- Original authors: Robert Macey and George Oster
- Stable release: Version 10.2.6 / 2021-02-28
- Written in: C, Java
- Operating system: Windows, MacOS
- Platform: PC, Macintosh
- Type: Mathematical software
- License: Proprietary
- Website: www.berkeleymadonna.com

= Berkeley Madonna =

Mathematical modelling software package

Berkeley Madonna is a mathematical modelling software package, developed at the University of California at Berkeley by Robert Macey and George Oster. It numerically solves ordinary differential equations and difference equations, originally developed to execute STELLA programs.

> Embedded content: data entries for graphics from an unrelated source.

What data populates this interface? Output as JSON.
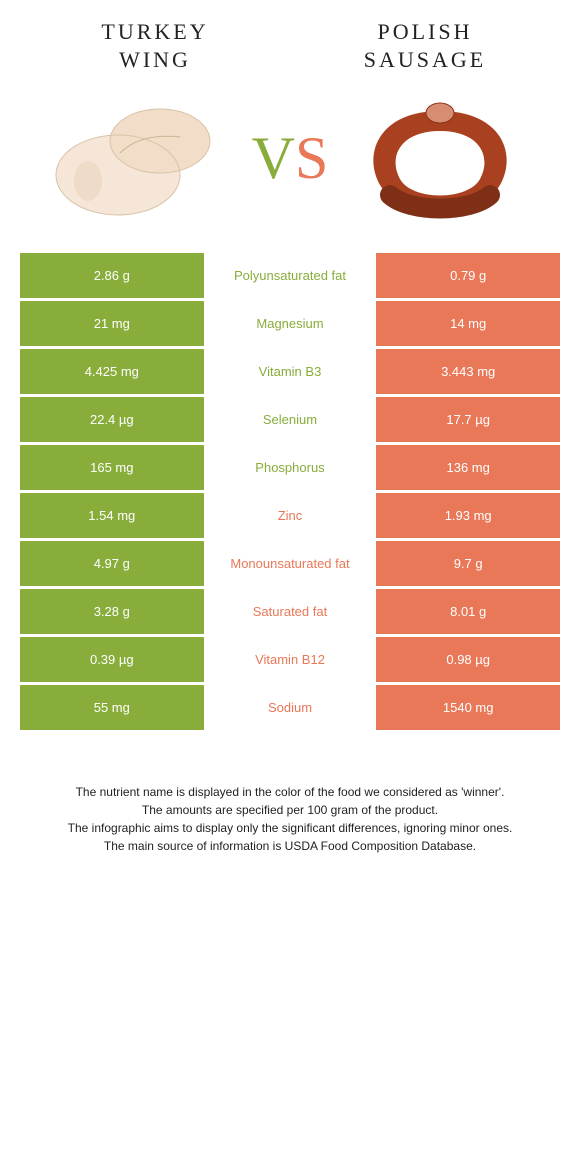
{
  "colors": {
    "left_food": "#88ad3a",
    "right_food": "#e97858",
    "mid_bg": "#ffffff",
    "text": "#ffffff"
  },
  "header": {
    "left_title_line1": "TURKEY",
    "left_title_line2": "WING",
    "right_title_line1": "POLISH",
    "right_title_line2": "SAUSAGE"
  },
  "vs": {
    "v": "V",
    "s": "S"
  },
  "rows": [
    {
      "left": "2.86 g",
      "label": "Polyunsaturated fat",
      "right": "0.79 g",
      "winner": "left"
    },
    {
      "left": "21 mg",
      "label": "Magnesium",
      "right": "14 mg",
      "winner": "left"
    },
    {
      "left": "4.425 mg",
      "label": "Vitamin B3",
      "right": "3.443 mg",
      "winner": "left"
    },
    {
      "left": "22.4 µg",
      "label": "Selenium",
      "right": "17.7 µg",
      "winner": "left"
    },
    {
      "left": "165 mg",
      "label": "Phosphorus",
      "right": "136 mg",
      "winner": "left"
    },
    {
      "left": "1.54 mg",
      "label": "Zinc",
      "right": "1.93 mg",
      "winner": "right"
    },
    {
      "left": "4.97 g",
      "label": "Monounsaturated fat",
      "right": "9.7 g",
      "winner": "right"
    },
    {
      "left": "3.28 g",
      "label": "Saturated fat",
      "right": "8.01 g",
      "winner": "right"
    },
    {
      "left": "0.39 µg",
      "label": "Vitamin B12",
      "right": "0.98 µg",
      "winner": "right"
    },
    {
      "left": "55 mg",
      "label": "Sodium",
      "right": "1540 mg",
      "winner": "right"
    }
  ],
  "footer": {
    "l1": "The nutrient name is displayed in the color of the food we considered as 'winner'.",
    "l2": "The amounts are specified per 100 gram of the product.",
    "l3": "The infographic aims to display only the significant differences, ignoring minor ones.",
    "l4": "The main source of information is USDA Food Composition Database."
  }
}
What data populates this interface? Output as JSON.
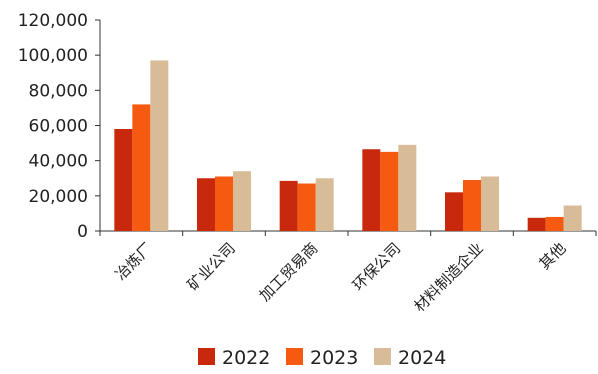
{
  "chart_data": {
    "type": "bar",
    "categories": [
      "冶炼厂",
      "矿业公司",
      "加工贸易商",
      "环保公司",
      "材料制造企业",
      "其他"
    ],
    "series": [
      {
        "name": "2022",
        "color": "#C8290D",
        "values": [
          58000,
          30000,
          28500,
          46500,
          22000,
          7500
        ]
      },
      {
        "name": "2023",
        "color": "#F55A10",
        "values": [
          72000,
          31000,
          27000,
          45000,
          29000,
          8000
        ]
      },
      {
        "name": "2024",
        "color": "#D8BC98",
        "values": [
          97000,
          34000,
          30000,
          49000,
          31000,
          14500
        ]
      }
    ],
    "yticks": [
      "0",
      "20,000",
      "40,000",
      "60,000",
      "80,000",
      "100,000",
      "120,000"
    ],
    "ylim": [
      0,
      120000
    ],
    "title": "",
    "xlabel": "",
    "ylabel": "",
    "legend_position": "bottom-center",
    "grid": false
  }
}
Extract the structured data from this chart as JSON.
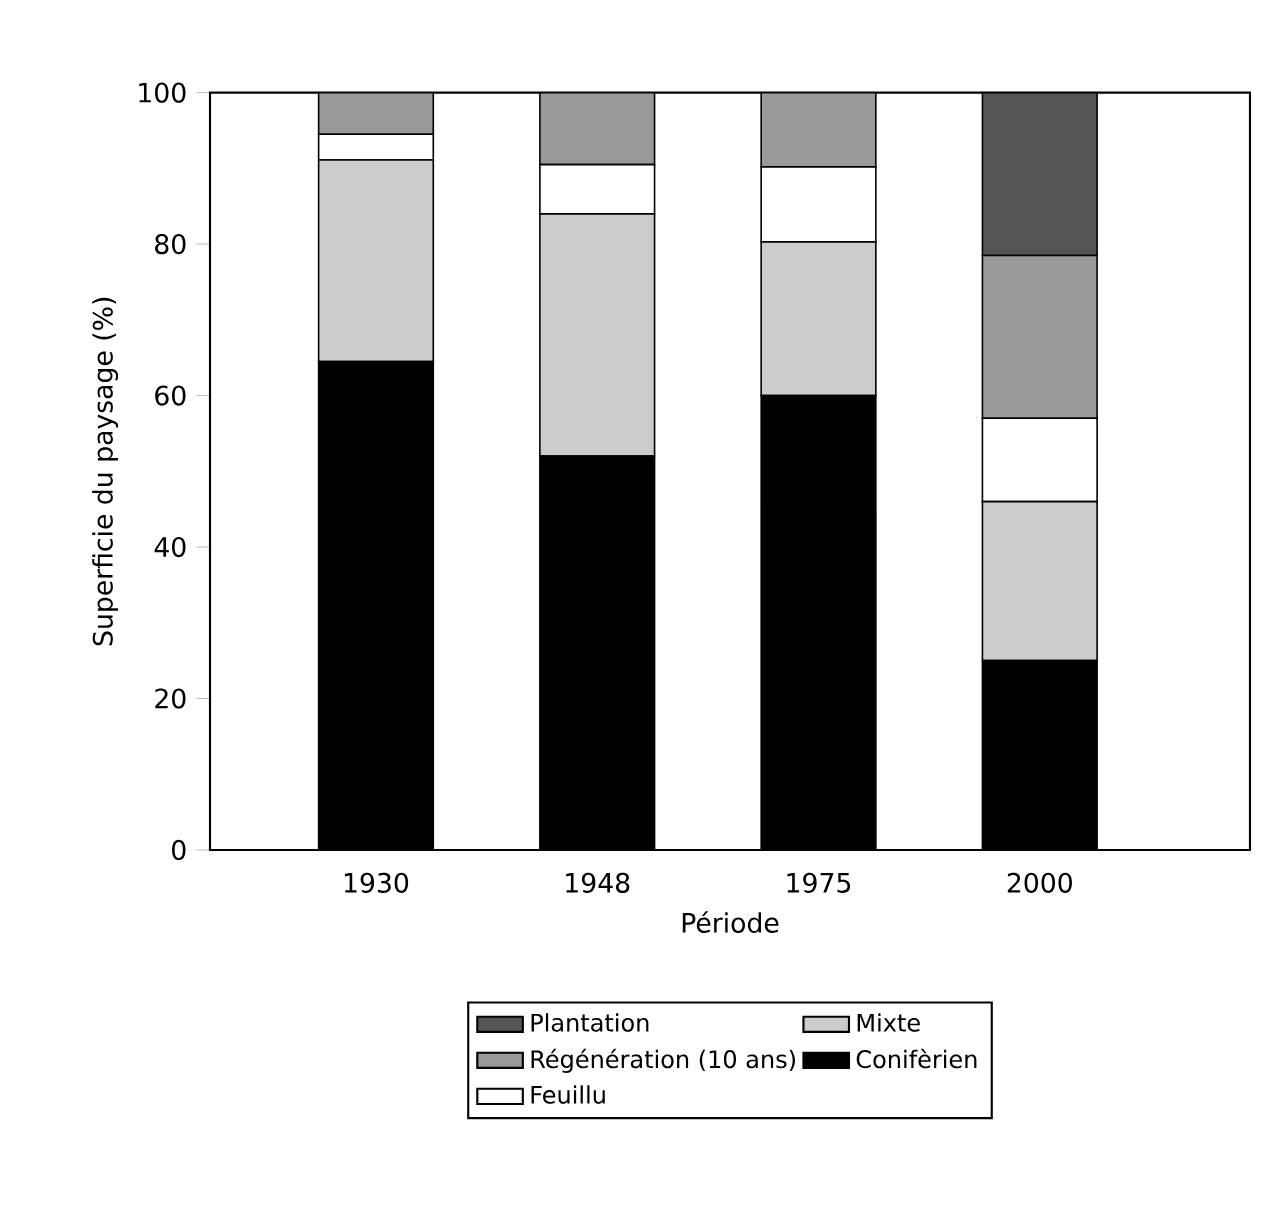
{
  "chart_data": {
    "type": "bar",
    "stacked": true,
    "xlabel": "Période",
    "ylabel": "Superficie du paysage (%)",
    "categories": [
      "1930",
      "1948",
      "1975",
      "2000"
    ],
    "series": [
      {
        "name": "Conifèrien",
        "color": "#000000",
        "values": [
          64.5,
          52,
          60,
          25
        ]
      },
      {
        "name": "Mixte",
        "color": "#cccccc",
        "values": [
          26.6,
          32,
          20.3,
          21
        ]
      },
      {
        "name": "Feuillu",
        "color": "#ffffff",
        "values": [
          3.4,
          6.5,
          9.9,
          11
        ]
      },
      {
        "name": "Régénération (10 ans)",
        "color": "#999999",
        "values": [
          5.5,
          9.5,
          9.8,
          21.5
        ]
      },
      {
        "name": "Plantation",
        "color": "#555555",
        "values": [
          0,
          0,
          0,
          21.5
        ]
      }
    ],
    "ylim": [
      0,
      100
    ],
    "yticks": [
      0,
      20,
      40,
      60,
      80,
      100
    ],
    "grid": false,
    "legend": "bottom"
  }
}
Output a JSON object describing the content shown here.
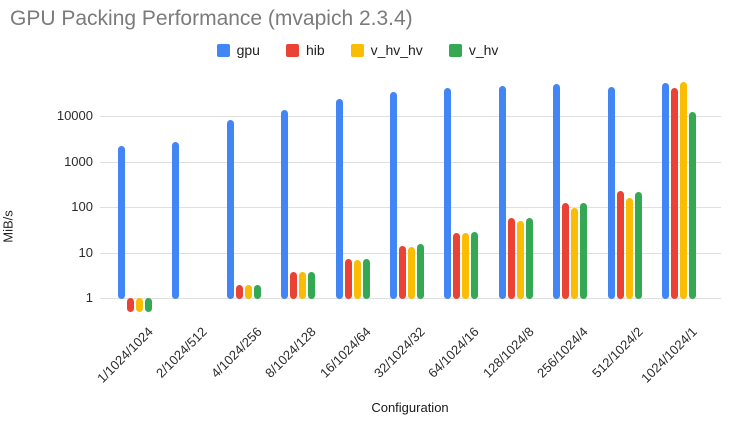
{
  "title": "GPU Packing Performance (mvapich 2.3.4)",
  "y_axis": {
    "title": "MiB/s",
    "tick_labels": [
      "1",
      "10",
      "100",
      "1000",
      "10000"
    ]
  },
  "x_axis": {
    "title": "Configuration"
  },
  "colors": {
    "gpu": "#4285F4",
    "hib": "#EA4335",
    "v_hv_hv": "#FBBC04",
    "v_hv": "#34A853",
    "title_text": "#7b7b7b",
    "gridline": "#e0e0e0",
    "background": "#ffffff"
  },
  "chart_data": {
    "type": "bar",
    "title": "GPU Packing Performance (mvapich 2.3.4)",
    "xlabel": "Configuration",
    "ylabel": "MiB/s",
    "y_scale": "log",
    "y_ticks": [
      1,
      10,
      100,
      1000,
      10000
    ],
    "ylim": [
      0.45,
      70000
    ],
    "grid": true,
    "legend_position": "top",
    "categories": [
      "1/1024/1024",
      "2/1024/512",
      "4/1024/256",
      "8/1024/128",
      "16/1024/64",
      "32/1024/32",
      "64/1024/16",
      "128/1024/8",
      "256/1024/4",
      "512/1024/2",
      "1024/1024/1"
    ],
    "series": [
      {
        "name": "gpu",
        "color": "#4285F4",
        "values": [
          2200,
          2700,
          8000,
          13500,
          24000,
          33000,
          42000,
          46000,
          50000,
          43000,
          53000
        ]
      },
      {
        "name": "hib",
        "color": "#EA4335",
        "values": [
          0.5,
          null,
          1.9,
          3.7,
          7.2,
          14,
          27,
          57,
          120,
          230,
          41000
        ]
      },
      {
        "name": "v_hv_hv",
        "color": "#FBBC04",
        "values": [
          0.5,
          null,
          1.9,
          3.7,
          7,
          13,
          27,
          50,
          95,
          160,
          55000
        ]
      },
      {
        "name": "v_hv",
        "color": "#34A853",
        "values": [
          0.5,
          null,
          1.9,
          3.7,
          7.3,
          15,
          28,
          57,
          120,
          215,
          12500
        ]
      }
    ]
  }
}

Its strength lies in a relatively simple syntax to define differential equations coupled with a simple yet powerful user interface. In particular, Berkeley Madonna provides the facility of putting parameters onto a slider that can in turn be moved by a user to change the value. Such visualizations enable quick assessments of whether or not a particular model class is suitable to describe the data to be analyzed and modeled, and, later, communicating models easily to other disciplines such as medical decision makers.

==Uses==
It has become a standard in the development and communication of pharmacometric models describing drug concentration and its effects in drug development

as well as modeling of physiological processes.
A user community exists in the form of a LinkedIn user group with more than 750 members (February 2023).

The use of system dynamics modeling has expanded into other areas such as system physics, epidemiology, environmental health, and population ecology.

==Versions==
There are three versions of Berkeley Madonna: Education, intended for educational purposes, Academic, for academic, non-profit, and government researchers and Professional, for researchers working in corporate, for-profit settings.